A partir daí se sobressai a maçonaria, com toda força e vigor. Os interesses de todos os setores envolvidos convergiam para uma independência feita sob o comando do príncipe regente D. Pedro. A reação dos brasileiros contra o decreto ordenando o retorno de D. Pedro ganha voz no discurso do maçom Cipriano José Barata, denunciando a trama contra o Brasil e publicado na íntegra, através da imprensa. Ao mesmo tempo é fundado na casa do maçom José Joaquim da Rocha o “Clube da Resistência”, depois transformado no “Clube da Independência”.
As tratativas iniciais tinham como objetivo sensibilizar D. Pedro para resistir ao comando das Cortes, convidar o Presidente do Senado, o maçom José Clemente Pereira, a aderir ao movimento, bem assim de ampliar os contados com maçons de Minas Gerais e São Paulo. Longe dos olhos das autoridades, outras reuniões de cunho maçônico eram realizadas tanto no Clube quanto no Convento de Santo Antônio, organizadas pelo Frei Francisco Sampaio.

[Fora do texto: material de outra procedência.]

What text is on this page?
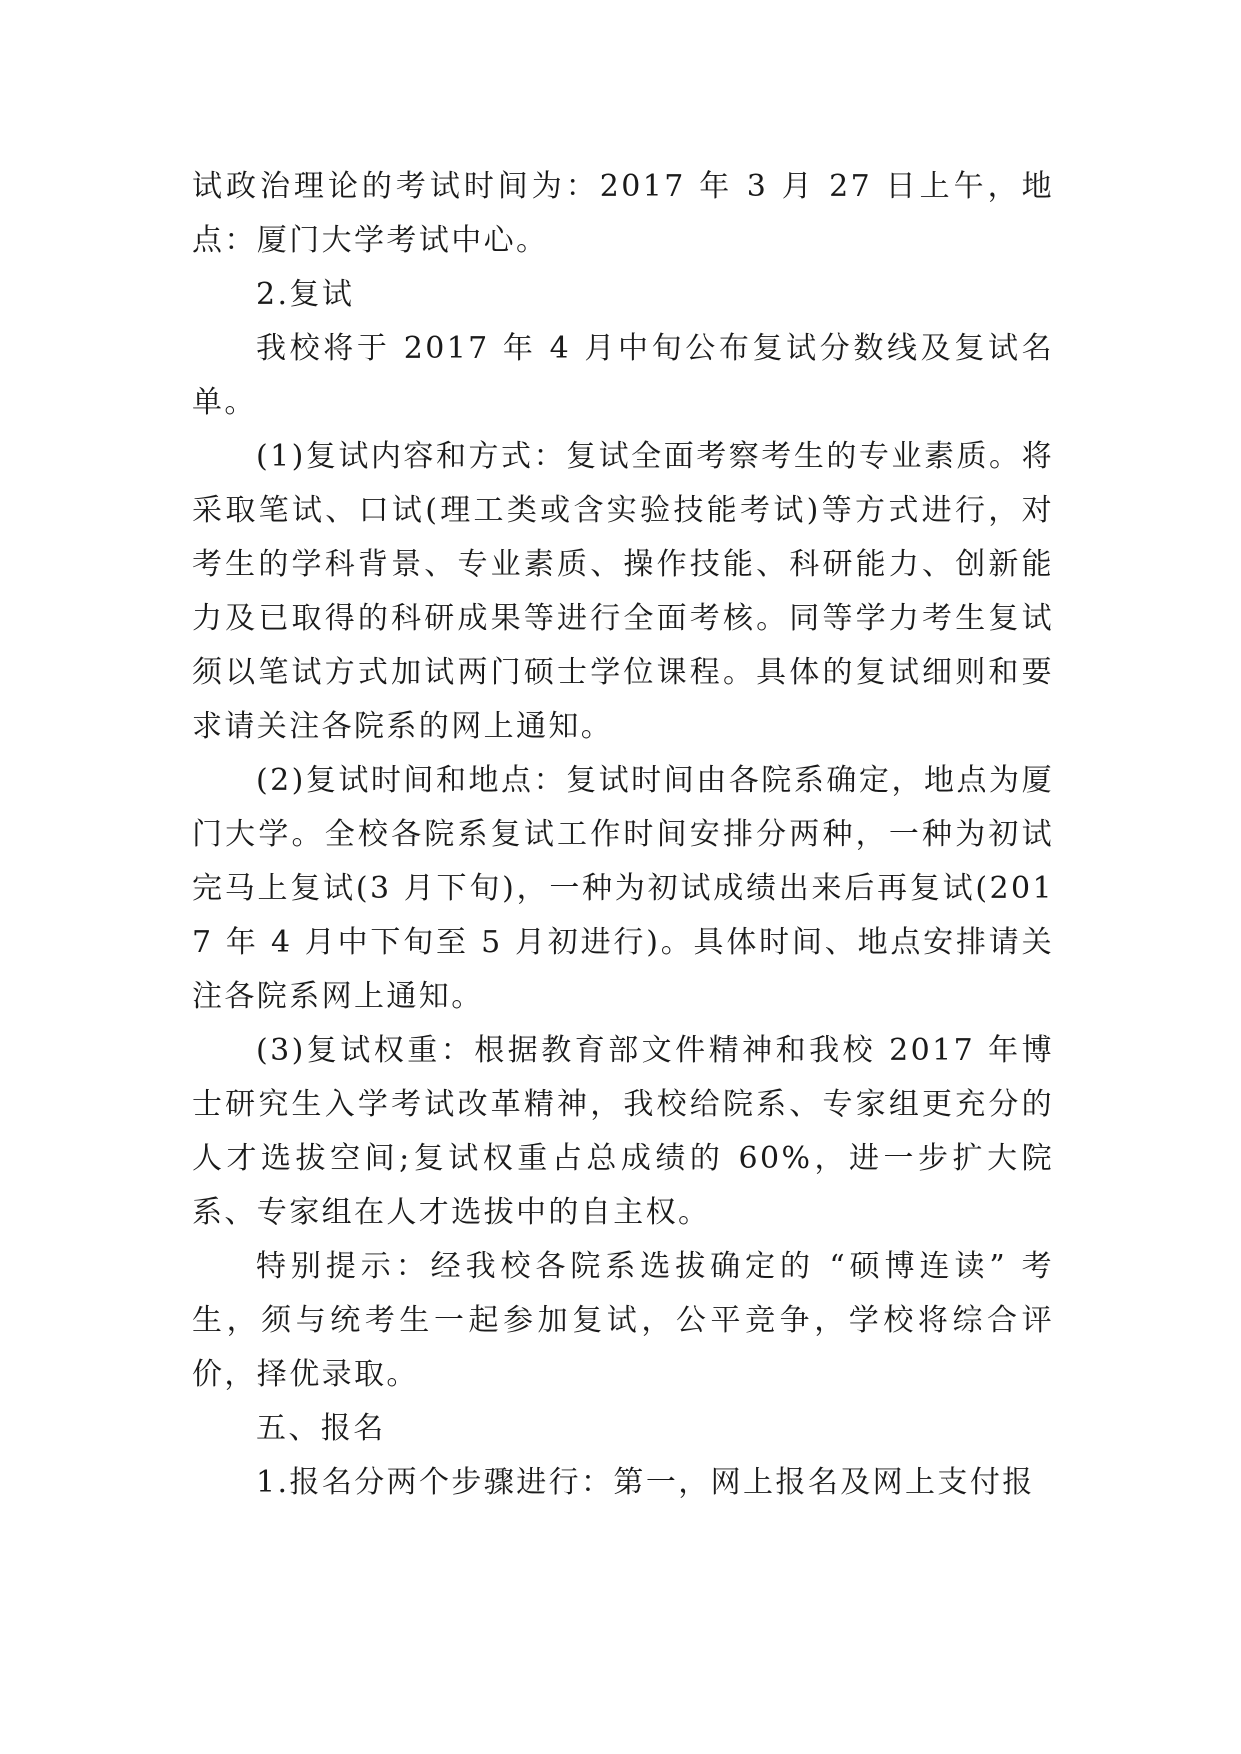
试政治理论的考试时间为：2017 年 3 月 27 日上午，地点：厦门大学考试中心。

2.复试

我校将于 2017 年 4 月中旬公布复试分数线及复试名单。

(1)复试内容和方式：复试全面考察考生的专业素质。将采取笔试、口试(理工类或含实验技能考试)等方式进行，对考生的学科背景、专业素质、操作技能、科研能力、创新能力及已取得的科研成果等进行全面考核。同等学力考生复试须以笔试方式加试两门硕士学位课程。具体的复试细则和要求请关注各院系的网上通知。

(2)复试时间和地点：复试时间由各院系确定，地点为厦门大学。全校各院系复试工作时间安排分两种，一种为初试完马上复试(3 月下旬)，一种为初试成绩出来后再复试(2017 年 4 月中下旬至 5 月初进行)。具体时间、地点安排请关注各院系网上通知。

(3)复试权重：根据教育部文件精神和我校 2017 年博士研究生入学考试改革精神，我校给院系、专家组更充分的人才选拔空间;复试权重占总成绩的 60%，进一步扩大院系、专家组在人才选拔中的自主权。

特别提示：经我校各院系选拔确定的 “硕博连读” 考生，须与统考生一起参加复试，公平竞争，学校将综合评价，择优录取。

五、报名

1.报名分两个步骤进行：第一，网上报名及网上支付报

Com a reinstalação da Loja “Comércio e Artes” em 1821, quando obteve liberdade de atuação, a maçonaria conheceu grande expansão no Brasil, principalmente na cidade do Rio de Janeiro, com o tema da “independência” na pauta de todas as reuniões, onde se faziam agitação e proselitismo em favor da ideia. Alguns membros, como o liberal radical Joaquim Gonçalves Ledo, eram partidários de uma independência democrática e republicana, conhecida desde o século anterior como “Maçonaria Vermelha”, em contraposição ao grupo simpático à “Maçonaria Azul”, que defendia a proposta de uma monarquia constitucional parlamentar. Em comum, os grupos tinham o absolutismo como inimigo, e o liberalismo e a representação do povo no legislativo como princípios fundamentais.

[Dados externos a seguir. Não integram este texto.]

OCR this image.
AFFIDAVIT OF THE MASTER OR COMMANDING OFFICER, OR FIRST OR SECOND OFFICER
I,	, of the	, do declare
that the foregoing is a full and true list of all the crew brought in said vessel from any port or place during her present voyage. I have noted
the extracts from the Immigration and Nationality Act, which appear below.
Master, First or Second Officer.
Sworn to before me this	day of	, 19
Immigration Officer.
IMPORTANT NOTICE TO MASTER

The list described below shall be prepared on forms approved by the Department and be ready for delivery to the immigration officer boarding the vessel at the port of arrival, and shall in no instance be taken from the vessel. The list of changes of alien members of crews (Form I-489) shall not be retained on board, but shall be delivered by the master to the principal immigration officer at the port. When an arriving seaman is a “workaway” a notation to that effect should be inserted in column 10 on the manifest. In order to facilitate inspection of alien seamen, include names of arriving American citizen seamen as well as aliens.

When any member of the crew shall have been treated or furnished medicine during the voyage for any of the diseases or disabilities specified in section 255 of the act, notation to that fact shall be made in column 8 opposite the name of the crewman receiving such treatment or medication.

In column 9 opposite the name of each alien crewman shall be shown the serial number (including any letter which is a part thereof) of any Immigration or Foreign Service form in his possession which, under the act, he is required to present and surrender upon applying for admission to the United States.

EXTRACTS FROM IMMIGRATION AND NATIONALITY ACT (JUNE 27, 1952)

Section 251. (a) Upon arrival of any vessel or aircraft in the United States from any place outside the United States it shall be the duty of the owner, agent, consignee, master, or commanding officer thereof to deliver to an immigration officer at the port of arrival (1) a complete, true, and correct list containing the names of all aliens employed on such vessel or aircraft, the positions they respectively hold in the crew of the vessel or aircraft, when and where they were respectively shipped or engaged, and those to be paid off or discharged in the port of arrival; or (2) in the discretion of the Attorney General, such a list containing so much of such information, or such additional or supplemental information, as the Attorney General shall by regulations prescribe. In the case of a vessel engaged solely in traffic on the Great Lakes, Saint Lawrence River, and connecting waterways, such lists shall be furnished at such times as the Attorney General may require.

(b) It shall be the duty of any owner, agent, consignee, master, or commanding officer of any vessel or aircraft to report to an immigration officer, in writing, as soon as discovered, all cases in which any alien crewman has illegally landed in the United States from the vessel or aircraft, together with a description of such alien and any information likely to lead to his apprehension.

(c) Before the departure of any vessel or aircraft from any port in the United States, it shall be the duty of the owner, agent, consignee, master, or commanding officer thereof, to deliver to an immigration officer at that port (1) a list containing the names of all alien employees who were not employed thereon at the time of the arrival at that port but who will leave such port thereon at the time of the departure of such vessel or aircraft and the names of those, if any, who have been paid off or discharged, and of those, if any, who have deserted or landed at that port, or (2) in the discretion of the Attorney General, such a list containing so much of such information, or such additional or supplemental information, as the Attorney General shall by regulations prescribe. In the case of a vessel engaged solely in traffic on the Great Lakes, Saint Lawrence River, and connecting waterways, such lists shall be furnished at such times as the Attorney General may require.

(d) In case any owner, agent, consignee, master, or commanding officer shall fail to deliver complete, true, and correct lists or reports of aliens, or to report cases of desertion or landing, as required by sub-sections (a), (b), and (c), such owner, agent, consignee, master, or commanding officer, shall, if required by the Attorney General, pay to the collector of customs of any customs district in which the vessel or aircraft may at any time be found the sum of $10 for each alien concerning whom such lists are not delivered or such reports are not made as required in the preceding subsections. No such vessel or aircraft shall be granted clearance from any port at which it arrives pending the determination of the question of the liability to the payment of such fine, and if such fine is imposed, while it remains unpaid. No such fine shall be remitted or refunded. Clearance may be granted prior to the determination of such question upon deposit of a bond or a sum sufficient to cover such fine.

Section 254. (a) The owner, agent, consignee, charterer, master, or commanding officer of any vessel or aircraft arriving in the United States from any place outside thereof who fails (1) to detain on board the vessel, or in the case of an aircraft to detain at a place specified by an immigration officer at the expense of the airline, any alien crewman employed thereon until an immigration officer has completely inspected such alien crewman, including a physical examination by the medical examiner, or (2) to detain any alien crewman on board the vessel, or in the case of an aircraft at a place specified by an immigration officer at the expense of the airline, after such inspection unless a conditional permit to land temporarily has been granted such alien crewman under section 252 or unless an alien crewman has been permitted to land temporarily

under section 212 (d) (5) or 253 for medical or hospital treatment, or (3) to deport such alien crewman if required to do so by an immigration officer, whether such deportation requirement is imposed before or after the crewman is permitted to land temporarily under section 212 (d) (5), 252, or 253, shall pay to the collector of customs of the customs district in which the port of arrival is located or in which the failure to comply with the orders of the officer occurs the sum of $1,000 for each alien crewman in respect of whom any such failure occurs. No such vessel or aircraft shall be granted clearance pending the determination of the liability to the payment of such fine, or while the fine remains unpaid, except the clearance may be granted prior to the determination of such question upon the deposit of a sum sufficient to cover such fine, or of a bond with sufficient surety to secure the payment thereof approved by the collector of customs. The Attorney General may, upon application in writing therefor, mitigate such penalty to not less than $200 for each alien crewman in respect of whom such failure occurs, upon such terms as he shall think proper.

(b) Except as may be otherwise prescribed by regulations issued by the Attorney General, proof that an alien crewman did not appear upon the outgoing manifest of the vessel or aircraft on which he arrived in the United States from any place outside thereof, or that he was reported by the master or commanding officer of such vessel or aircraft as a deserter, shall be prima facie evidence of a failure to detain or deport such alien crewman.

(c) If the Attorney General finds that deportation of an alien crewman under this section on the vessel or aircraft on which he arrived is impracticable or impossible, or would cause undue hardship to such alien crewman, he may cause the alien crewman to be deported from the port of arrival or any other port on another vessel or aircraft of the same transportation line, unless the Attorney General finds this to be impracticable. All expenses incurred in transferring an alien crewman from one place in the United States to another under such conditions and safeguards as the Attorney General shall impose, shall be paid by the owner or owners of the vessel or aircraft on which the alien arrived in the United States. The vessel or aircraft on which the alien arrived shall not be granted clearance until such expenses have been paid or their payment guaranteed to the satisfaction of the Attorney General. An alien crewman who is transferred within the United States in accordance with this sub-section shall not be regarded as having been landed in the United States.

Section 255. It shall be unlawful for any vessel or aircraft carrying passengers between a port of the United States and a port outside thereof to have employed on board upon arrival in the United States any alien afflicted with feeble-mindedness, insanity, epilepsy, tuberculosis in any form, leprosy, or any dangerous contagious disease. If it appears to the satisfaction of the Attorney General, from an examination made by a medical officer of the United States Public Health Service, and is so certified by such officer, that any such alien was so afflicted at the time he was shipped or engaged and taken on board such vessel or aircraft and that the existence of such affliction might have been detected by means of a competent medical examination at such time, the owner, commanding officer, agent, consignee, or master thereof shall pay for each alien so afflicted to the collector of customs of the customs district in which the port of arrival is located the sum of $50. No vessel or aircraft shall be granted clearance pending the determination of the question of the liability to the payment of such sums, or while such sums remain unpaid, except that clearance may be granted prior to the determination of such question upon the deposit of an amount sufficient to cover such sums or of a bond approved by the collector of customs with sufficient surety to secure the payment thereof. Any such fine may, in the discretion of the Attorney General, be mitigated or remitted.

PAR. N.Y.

A partir de outubro daquele ano começaram a aparecer pelas ruas do Rio de Janeiro panfletos denunciando as intenções recolonizadoras das Cortes e concitando o príncipe a assumir a direção do movimento em defesa da autonomia do país (Motta, 1972). Segundo Tito Lívio e Manoel Rodrigues Ferreira (1972), “insuspeitos historiadores”, nas palavras de Castellani (1993), a propaganda deflagrada pela maçonaria “vermelha” era, sim, para separar politicamente o Brasil de Portugal, pois a independência já fora considerada conquistada desde 1815. Para esse grupo, com a separação, surgiria fatalmente a república, pois não havia no Brasil uma monarquia própria.
Três representações foram encaminhadas a D. Pedro, rogando a sua permanência no Brasil e o descumprimento aos Decretos 124 e 125. A representação dos fluminenses foi redigida pelo Frei Francisco Sampaio, Orador da Loja “Comércio e Artes”. A dos mineiros foi liderada por Pedro Dias Paes Leme, maçom e amigo de D Pedro. De São Paulo, o maçom José Bonifácio de Andrada e Silva, presidente da junta governativa da província e partidário de uma monarquia constitucional, com D. Pedro no poder, enviou o documento, em 24 de dezembro de 1821, no qual criticava duramente a decisão das Cortes de Lisboa e chamava a atenção para o importante papel reservado ao príncipe naquele momento de crise. A carta chegou às mãos do príncipe no Rio a 1º de janeiro de 1822 e foi por ele divulgada imediatamente, deixando que seu conteúdo se espalhasse entre a população, com aparência de segredo, e depois mandada imprimir na Gazeta do Rio, em 8 de janeiro (D’Albuquerque, 1973).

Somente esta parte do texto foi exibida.